What: The Lost, the Discarded and the Beautiful
New work by Andy Mattern, Brent Erickson, David Bowen and Kristina Estell
When: June 14th - 29th, 2013
Artist Reception June 14th 7-11pm*The Lost, the Discarded and the Beautiful.pdf
Where: Prøve Gallery, 21 N Lake Ave, Duluth, MN 55805
The Lost, the Discarded and the Beautiful is an exhibition at Prøve Gallery that explores legacies of American culture through abandoned objects. Whether these objects are hurdling through outer space, accidentally dropped on city streets, or overlooked in plain sight, each of the four artists in this exhibition regards them with a special sense of awe.
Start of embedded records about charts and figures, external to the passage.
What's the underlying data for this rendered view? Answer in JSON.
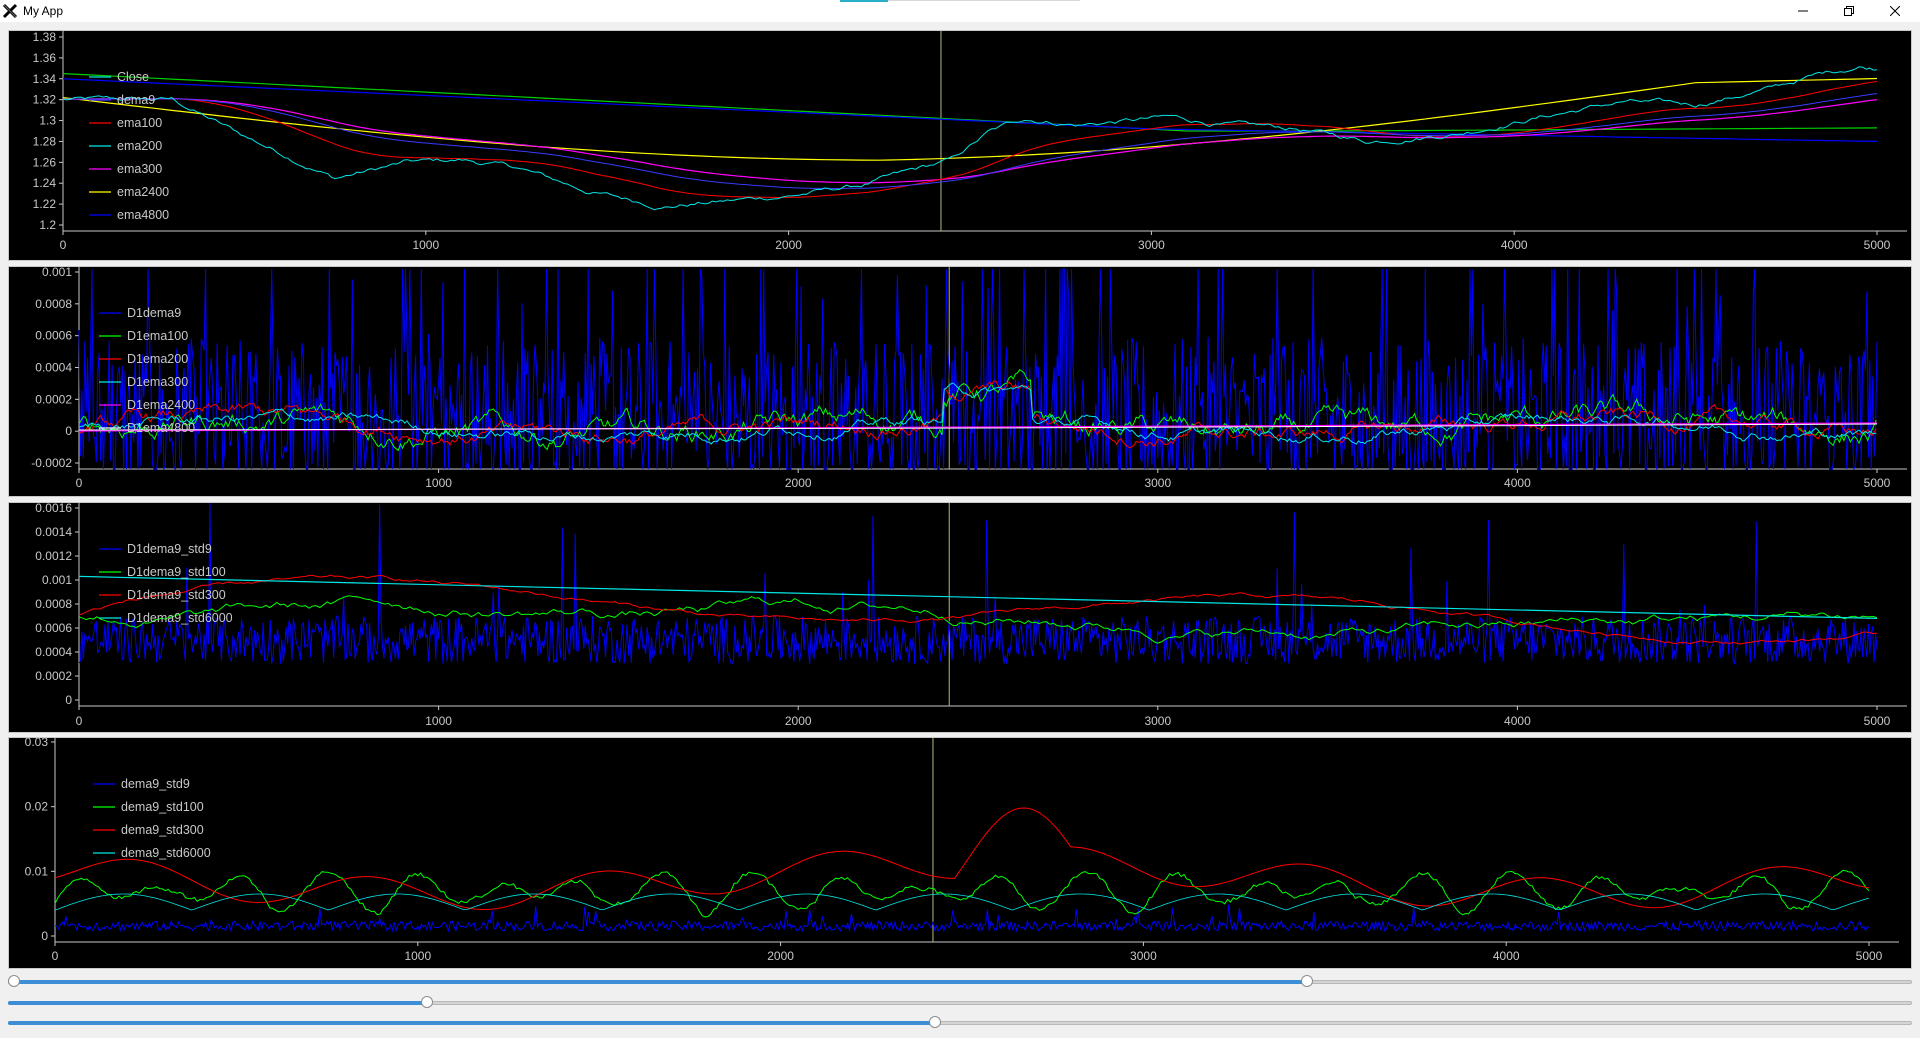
{
  "window": {
    "title": "My App",
    "buttons": {
      "minimize": "minimize-icon",
      "restore": "restore-icon",
      "close": "close-icon"
    }
  },
  "panels": [
    {
      "id": "price",
      "yticks": [
        "1.38",
        "1.36",
        "1.34",
        "1.32",
        "1.3",
        "1.28",
        "1.26",
        "1.24",
        "1.22",
        "1.2"
      ],
      "xticks": [
        "0",
        "1000",
        "2000",
        "3000",
        "4000",
        "5000"
      ],
      "legend": [
        {
          "label": "Close",
          "color": "#00e5e5"
        },
        {
          "label": "dema9",
          "color": "#3a3aff"
        },
        {
          "label": "ema100",
          "color": "#ff0000"
        },
        {
          "label": "ema200",
          "color": "#00e5e5"
        },
        {
          "label": "ema300",
          "color": "#ff00ff"
        },
        {
          "label": "ema2400",
          "color": "#ffff00"
        },
        {
          "label": "ema4800",
          "color": "#0000ff"
        }
      ]
    },
    {
      "id": "derivative",
      "yticks": [
        "0.001",
        "0.0008",
        "0.0006",
        "0.0004",
        "0.0002",
        "0",
        "-0.0002"
      ],
      "xticks": [
        "0",
        "1000",
        "2000",
        "3000",
        "4000",
        "5000"
      ],
      "legend": [
        {
          "label": "D1dema9",
          "color": "#0000ff"
        },
        {
          "label": "D1ema100",
          "color": "#00ff00"
        },
        {
          "label": "D1ema200",
          "color": "#ff0000"
        },
        {
          "label": "D1ema300",
          "color": "#00e5e5"
        },
        {
          "label": "D1ema2400",
          "color": "#ff00ff"
        },
        {
          "label": "D1ema4800",
          "color": "#ffffff"
        }
      ]
    },
    {
      "id": "d1std",
      "yticks": [
        "0.0016",
        "0.0014",
        "0.0012",
        "0.001",
        "0.0008",
        "0.0006",
        "0.0004",
        "0.0002",
        "0"
      ],
      "xticks": [
        "0",
        "1000",
        "2000",
        "3000",
        "4000",
        "5000"
      ],
      "legend": [
        {
          "label": "D1dema9_std9",
          "color": "#0000ff"
        },
        {
          "label": "D1dema9_std100",
          "color": "#00ff00"
        },
        {
          "label": "D1dema9_std300",
          "color": "#ff0000"
        },
        {
          "label": "D1dema9_std6000",
          "color": "#00e5e5"
        }
      ]
    },
    {
      "id": "std",
      "yticks": [
        "0.03",
        "0.02",
        "0.01",
        "0"
      ],
      "xticks": [
        "0",
        "1000",
        "2000",
        "3000",
        "4000",
        "5000"
      ],
      "legend": [
        {
          "label": "dema9_std9",
          "color": "#0000ff"
        },
        {
          "label": "dema9_std100",
          "color": "#00ff00"
        },
        {
          "label": "dema9_std300",
          "color": "#ff0000"
        },
        {
          "label": "dema9_std6000",
          "color": "#00e5e5"
        }
      ]
    }
  ],
  "cursor_x": 2420,
  "x_range": [
    0,
    5000
  ],
  "sliders": [
    {
      "range_start": 0.0,
      "range_end": 0.682
    },
    {
      "value": 0.22
    },
    {
      "value": 0.487
    }
  ]
}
New photographic works by Andy Mattern represent a collection of inscrutable urban artifacts that are both entirely common and visually adrift. Through a process of cataloging similar found objects, this new body of work shifts the waste of modern life into the uncanny. By photographing these discarded items in the studio, Mattern removes their environmental context and allows us to inspect them without distraction.
This special scrutiny elevates these mass-produced objects and a raises the idea of their separate histories and inevitable fates.
Also dealing with the everyday, Brent Erickson uses the iconography of the office chair to explore contemporary human experience. Erickson's large-scale wall drawings obfuscate this common form through layering and repetition. The first impression of his monumental wall drawings is dominated by geometric pattern, but, upon deeper inspection, individual chairs emerge from the intricate design and reveal their familiar selves. In these works, Erickson re-imagines the objects of our daily life with a playful and theatrical wit.
Debuting at Prøve Gallery, the new collaborative installation by David Bowen and Kristina Estell takes space travel and extra planetary measurement as its subject. In 1977, NASA launched Voyager I to explore Jupiter and Saturn. After completing that mission, the probe continued moving outward into deep space, and still does to this day. Incredibly, it continues to transmit information back to Earth even though it is well beyond Pluto and nearing the edge of the heliosphere. Bowen and Estell have taken the stream of live location data from the probe and integrated it into a real-time light installation that considers the limits of human exploration and the threshold between contact and oblivion.
* At the opening, Andy Mattern will sign copies of two self-published artist books Driven Snow and Everyone I Never Knew as the culmination of his Minnesota State Arts Board Artist Initiative Grant.